Sub-brands are product or service whose character and brand values are distinct from, but related to, its parent brand. Sounds good right? When your business grows, you naturally introduce more products and services to better serve your customers. This instinctively calls for the introduction of sub-brands.
However, what your brand builds, sub-branding can destroy. Too many people think in terms of how a sub-brand extends their brand, but neglect how customers think.
In short, sub-brands can be incredibly confusing for your customers. This is the danger of sub-brands.
The common thinking for most people is to leverage the well-known core brand at the same time as they launch secondary or sub-brands to move into a new territory or introduce new products and services. For example, when Holiday Inn wanted to extend their brand by introducing a higher-end option so they came up with “Holiday Inn, Crowne Plaza.”
Sounds like a great idea in a vacuum; a hotel chain trying to gain a piece of the more lucrative upmarket sector.

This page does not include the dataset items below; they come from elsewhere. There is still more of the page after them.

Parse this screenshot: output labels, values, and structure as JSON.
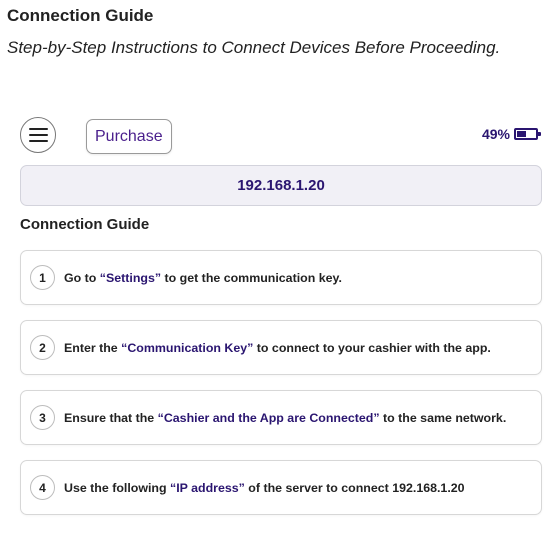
{
  "document": {
    "title": "Connection Guide",
    "subtitle": "Step-by-Step Instructions to Connect Devices Before Proceeding."
  },
  "app": {
    "menu_icon": "hamburger-menu-icon",
    "purchase_label": "Purchase",
    "battery": {
      "percent_label": "49%",
      "level": 0.49,
      "icon": "battery-icon"
    },
    "ip_address": "192.168.1.20",
    "section_title": "Connection Guide",
    "steps": [
      {
        "number": "1",
        "prefix": "Go to ",
        "highlight": "“Settings”",
        "suffix": " to get the communication key."
      },
      {
        "number": "2",
        "prefix": "Enter the ",
        "highlight": "“Communication Key”",
        "suffix": " to connect to your cashier with the app."
      },
      {
        "number": "3",
        "prefix": "Ensure that the ",
        "highlight": "“Cashier and the App are Connected”",
        "suffix": " to the same network."
      },
      {
        "number": "4",
        "prefix": "Use the following ",
        "highlight": "“IP address”",
        "suffix": " of the server to connect 192.168.1.20"
      }
    ],
    "colors": {
      "accent": "#2a1570",
      "ip_box_background": "#f1f0f6",
      "card_border": "#d7d7d7"
    }
  }
}
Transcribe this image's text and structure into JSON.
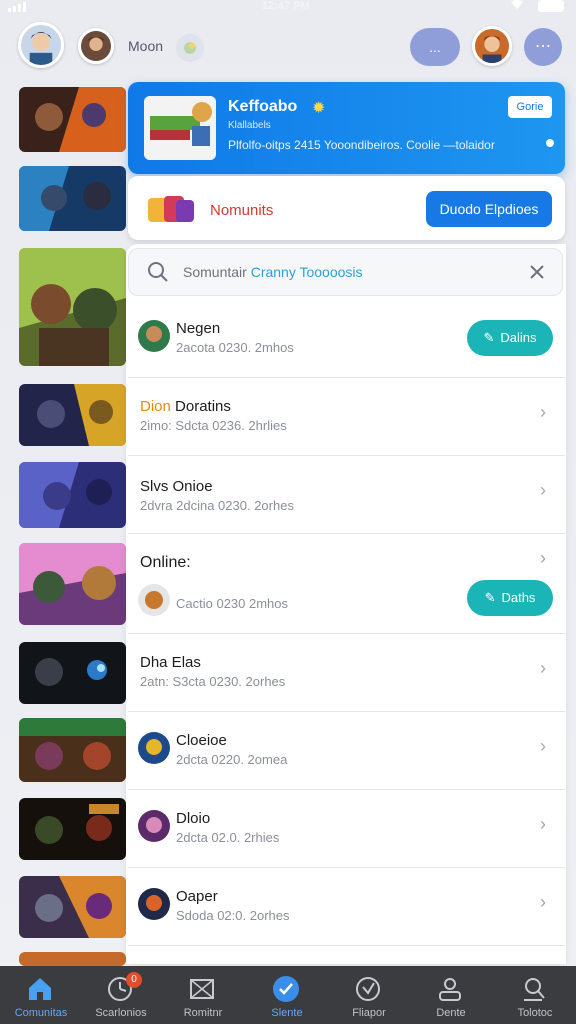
{
  "status_bar": {
    "time": "12:47 PM"
  },
  "topbar": {
    "label": "Moon",
    "pill_label": "...",
    "round_label": "⋯"
  },
  "promo": {
    "title": "Keffoabo",
    "subtitle": "Klallabels",
    "description": "Plfolfo-oitps 2415 Yooondibeiros. Coolie —tolaidor",
    "button": "Gorie"
  },
  "nom_card": {
    "label": "Nomunits",
    "button": "Duodo Elpdioes"
  },
  "search": {
    "placeholder_gray": "Somuntair",
    "placeholder_blue": "Cranny Tooooosis"
  },
  "rows": [
    {
      "title": "Negen",
      "sub": "2acota 0230. 2mhos",
      "action": "Dalins"
    },
    {
      "title_accent": "Dion",
      "title_rest": " Doratins",
      "sub": "2imo: Sdcta 0236. 2hrlies"
    },
    {
      "title": "Slvs Onioe",
      "sub": "2dvra 2dcina 0230. 2orhes"
    },
    {
      "title": "Online:",
      "sub": "Cactio 0230 2mhos",
      "action": "Daths"
    },
    {
      "title": "Dha Elas",
      "sub": "2atn: S3cta 0230. 2orhes"
    },
    {
      "title": "Cloeioe",
      "sub": "2dcta 0220. 2omea"
    },
    {
      "title": "Dloio",
      "sub": "2dcta 02.0. 2rhies"
    },
    {
      "title": "Oaper",
      "sub": "Sdoda 02:0. 2orhes"
    }
  ],
  "bottom_nav": [
    {
      "label": "Comunitas",
      "icon": "home-icon",
      "active": true
    },
    {
      "label": "Scarlonios",
      "icon": "clock-icon",
      "badge": "0"
    },
    {
      "label": "Romitnr",
      "icon": "map-icon"
    },
    {
      "label": "Slente",
      "icon": "check-badge-icon",
      "active": true
    },
    {
      "label": "Fliapor",
      "icon": "compass-icon"
    },
    {
      "label": "Dente",
      "icon": "profile-icon"
    },
    {
      "label": "Tolotoc",
      "icon": "search-person-icon"
    }
  ],
  "colors": {
    "accent_blue": "#1679e6",
    "teal": "#1bb5b8",
    "nav_bg": "#3a3c40",
    "alert_red": "#d23b2f"
  }
}
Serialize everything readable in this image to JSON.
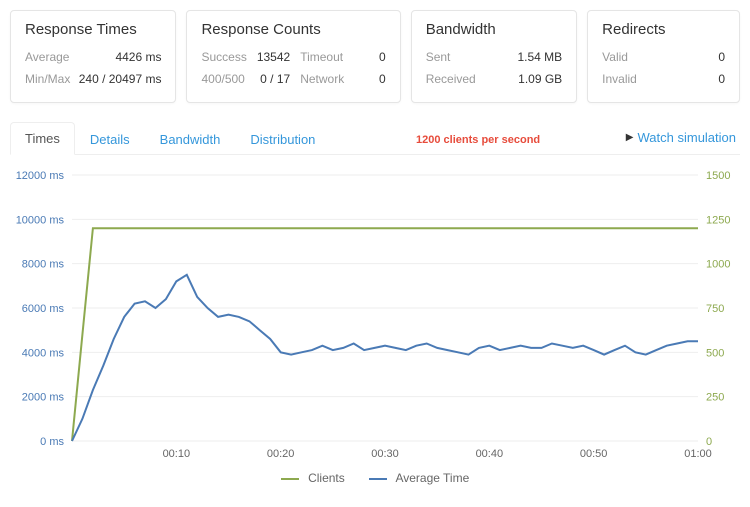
{
  "cards": {
    "response_times": {
      "title": "Response Times",
      "rows": [
        {
          "k": "Average",
          "v": "4426 ms"
        },
        {
          "k": "Min/Max",
          "v": "240 / 20497 ms"
        }
      ]
    },
    "response_counts": {
      "title": "Response Counts",
      "cells": {
        "success_k": "Success",
        "success_v": "13542",
        "timeout_k": "Timeout",
        "timeout_v": "0",
        "status_k": "400/500",
        "status_v": "0 / 17",
        "network_k": "Network",
        "network_v": "0"
      }
    },
    "bandwidth": {
      "title": "Bandwidth",
      "rows": [
        {
          "k": "Sent",
          "v": "1.54 MB"
        },
        {
          "k": "Received",
          "v": "1.09 GB"
        }
      ]
    },
    "redirects": {
      "title": "Redirects",
      "rows": [
        {
          "k": "Valid",
          "v": "0"
        },
        {
          "k": "Invalid",
          "v": "0"
        }
      ]
    }
  },
  "tabs": {
    "times": "Times",
    "details": "Details",
    "bandwidth": "Bandwidth",
    "distribution": "Distribution"
  },
  "banner": "1200 clients per second",
  "watch": "Watch simulation",
  "legend": {
    "clients": "Clients",
    "avg": "Average Time"
  },
  "chart_data": {
    "type": "line",
    "x_unit": "seconds",
    "x_ticks": [
      "00:10",
      "00:20",
      "00:30",
      "00:40",
      "00:50",
      "01:00"
    ],
    "left_axis": {
      "label": "ms",
      "ticks": [
        0,
        2000,
        4000,
        6000,
        8000,
        10000,
        12000
      ],
      "range": [
        0,
        12000
      ]
    },
    "right_axis": {
      "label": "",
      "ticks": [
        0,
        250,
        500,
        750,
        1000,
        1250,
        1500
      ],
      "range": [
        0,
        1500
      ]
    },
    "series": [
      {
        "name": "Clients",
        "axis": "right",
        "points": [
          {
            "x": 0,
            "y": 0
          },
          {
            "x": 1,
            "y": 600
          },
          {
            "x": 2,
            "y": 1200
          },
          {
            "x": 3,
            "y": 1200
          },
          {
            "x": 60,
            "y": 1200
          }
        ]
      },
      {
        "name": "Average Time",
        "axis": "left",
        "points": [
          {
            "x": 0,
            "y": 0
          },
          {
            "x": 1,
            "y": 1000
          },
          {
            "x": 2,
            "y": 2300
          },
          {
            "x": 3,
            "y": 3400
          },
          {
            "x": 4,
            "y": 4600
          },
          {
            "x": 5,
            "y": 5600
          },
          {
            "x": 6,
            "y": 6200
          },
          {
            "x": 7,
            "y": 6300
          },
          {
            "x": 8,
            "y": 6000
          },
          {
            "x": 9,
            "y": 6400
          },
          {
            "x": 10,
            "y": 7200
          },
          {
            "x": 11,
            "y": 7500
          },
          {
            "x": 12,
            "y": 6500
          },
          {
            "x": 13,
            "y": 6000
          },
          {
            "x": 14,
            "y": 5600
          },
          {
            "x": 15,
            "y": 5700
          },
          {
            "x": 16,
            "y": 5600
          },
          {
            "x": 17,
            "y": 5400
          },
          {
            "x": 18,
            "y": 5000
          },
          {
            "x": 19,
            "y": 4600
          },
          {
            "x": 20,
            "y": 4000
          },
          {
            "x": 21,
            "y": 3900
          },
          {
            "x": 22,
            "y": 4000
          },
          {
            "x": 23,
            "y": 4100
          },
          {
            "x": 24,
            "y": 4300
          },
          {
            "x": 25,
            "y": 4100
          },
          {
            "x": 26,
            "y": 4200
          },
          {
            "x": 27,
            "y": 4400
          },
          {
            "x": 28,
            "y": 4100
          },
          {
            "x": 29,
            "y": 4200
          },
          {
            "x": 30,
            "y": 4300
          },
          {
            "x": 31,
            "y": 4200
          },
          {
            "x": 32,
            "y": 4100
          },
          {
            "x": 33,
            "y": 4300
          },
          {
            "x": 34,
            "y": 4400
          },
          {
            "x": 35,
            "y": 4200
          },
          {
            "x": 36,
            "y": 4100
          },
          {
            "x": 37,
            "y": 4000
          },
          {
            "x": 38,
            "y": 3900
          },
          {
            "x": 39,
            "y": 4200
          },
          {
            "x": 40,
            "y": 4300
          },
          {
            "x": 41,
            "y": 4100
          },
          {
            "x": 42,
            "y": 4200
          },
          {
            "x": 43,
            "y": 4300
          },
          {
            "x": 44,
            "y": 4200
          },
          {
            "x": 45,
            "y": 4200
          },
          {
            "x": 46,
            "y": 4400
          },
          {
            "x": 47,
            "y": 4300
          },
          {
            "x": 48,
            "y": 4200
          },
          {
            "x": 49,
            "y": 4300
          },
          {
            "x": 50,
            "y": 4100
          },
          {
            "x": 51,
            "y": 3900
          },
          {
            "x": 52,
            "y": 4100
          },
          {
            "x": 53,
            "y": 4300
          },
          {
            "x": 54,
            "y": 4000
          },
          {
            "x": 55,
            "y": 3900
          },
          {
            "x": 56,
            "y": 4100
          },
          {
            "x": 57,
            "y": 4300
          },
          {
            "x": 58,
            "y": 4400
          },
          {
            "x": 59,
            "y": 4500
          },
          {
            "x": 60,
            "y": 4500
          }
        ]
      }
    ]
  }
}
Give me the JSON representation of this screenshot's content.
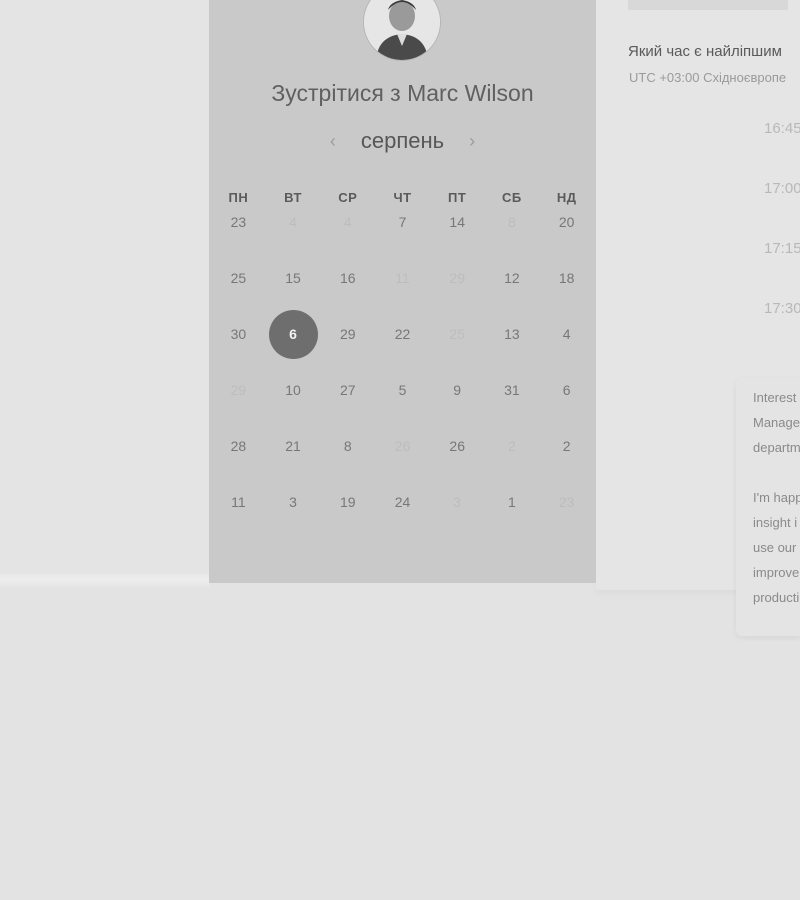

However, their existing brand wasn’t meant to be leveraged up.
Put another way, in the way customers thinks, did anyone ever walk into a Holiday Inn and ask the clerk at the front desk: “Don’t you have a more expensive hotel I can stay at?”
The fact of the matter was this sub-brand was dragged down by the parent brand. Customer research at Holiday Inn Crowne Plaza produced what you might have expected: “It’s a nice hotel, but it’s a little expensive for a Holiday Inn.”
Customers have a myriad of choices in today’s marketplace. Why wouldn’t they choose the Ritz, Hyatt or Marriot if they wanted a higher end option? Why would they spend all that money to stay at a Holiday Inn?
The point being is you can’t apply your own branding system to a market that sees things differently. What you see as a sub-brand, the customer often sees as a service or a product. What you see as the umbrella brand or megabrand, the customer sees as your brand.
So how do we create a sub-brand? Should we even introduce sub-brands? Sure. If the sub-brand doesn’t detract from the essence of the brand, that singular idea or concept that sets you apart and that customers know you for. As soon as you start feeling the need to leverage your brand to introduce new sub-brands you are chasing the market, instead of building your brand. Only introduce sub-brands if their idea, value, and service is in line with your brand. Otherwise, call them something different completely, and seriously consider if they are needed at all.